Der schwierige Umgang mit dem Schmerz
Das ist durchaus eine Stärke von After Life: Die Serie zeigt nicht nur die witzigen Konfrontationen von Tony. Sie zeigt auch, welche Konsequenzen ein derart selbstzerstörerischer Blindflug für das Umfeld hat. Die Hilflosigkeit beim Umgang mit solchen Menschen, für die du alles tust, ohne etwas zurückzubekommen. Die nicht einmal merken, was du für sie tust, was sie im Gegenzug dir antun. Aber auch wenn man den trauernden Witwer zwischendurch immer wieder durchschütteln will, um ihn aus seiner menschenverachtenden Lethargie zu wecken, Gervais gelingt es doch immer wieder, Mitgefühl für seine Figur zu wecken. Mit Tony alte Videos der verstorbenen Lisa anzuschauen, es lässt einen die Trauer spüren in dem Mann, der alles verloren hat.

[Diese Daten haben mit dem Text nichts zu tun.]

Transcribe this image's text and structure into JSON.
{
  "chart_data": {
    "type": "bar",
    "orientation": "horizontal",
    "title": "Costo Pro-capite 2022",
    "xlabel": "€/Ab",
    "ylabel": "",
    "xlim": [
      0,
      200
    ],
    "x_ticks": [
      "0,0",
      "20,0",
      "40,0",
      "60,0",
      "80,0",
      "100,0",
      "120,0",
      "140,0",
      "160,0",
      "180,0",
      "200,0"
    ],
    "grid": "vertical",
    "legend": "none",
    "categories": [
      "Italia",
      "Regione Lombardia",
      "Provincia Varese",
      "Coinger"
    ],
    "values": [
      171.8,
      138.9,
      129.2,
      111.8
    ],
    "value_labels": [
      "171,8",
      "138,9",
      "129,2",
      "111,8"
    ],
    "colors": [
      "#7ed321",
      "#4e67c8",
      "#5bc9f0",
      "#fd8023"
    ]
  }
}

Und auch die Wut, allein zurückgelassen worden zu sein.
Der Weg zur Erkenntnis, dass er doch nicht allein ist, der ist hier ziemlich kurz. Gerade mal sechs Folgen hat die Serie, jede davon in typischer Sitcom-Länge. Das reicht nicht für sehr viel Tiefgang. Und so wird After Life nie ganz so böse, wie es sein soll – ein bisschen über Leute lustig machen, die unbedingt in das Gratisblatt wollen, das muss genügen. Vor allem aber ist die Zeit zu kurz, um eine glaubwürdige Läuterung einzubauen. Die obligatorische Erkenntnis von Tony, dass das Leben doch weitergeht, dass selbst die vielen Leute, die einem täglich auf die Nerven gehen, ein nettes Wort verdient haben, die kommt hier sehr spontan. Und sie kommt mit einem überzuckerten Holzhammer, der gleich mehrere Male zuhauen darf. Das ist trotz eines Feel-Good-Endes nicht so wirklich glücklich. Aber auch wenn man das Gefühl hat, dass die Serie ihr Potenzial nicht ganz konsequent ausnutzt, sie manchmal auch formelhaft ist, sehenswert ist sie, kombiniert Zynismus mit Lebensweisheiten, lässt einen genüsslich lachen und manchmal eben auch vor Schmerz aufheulen.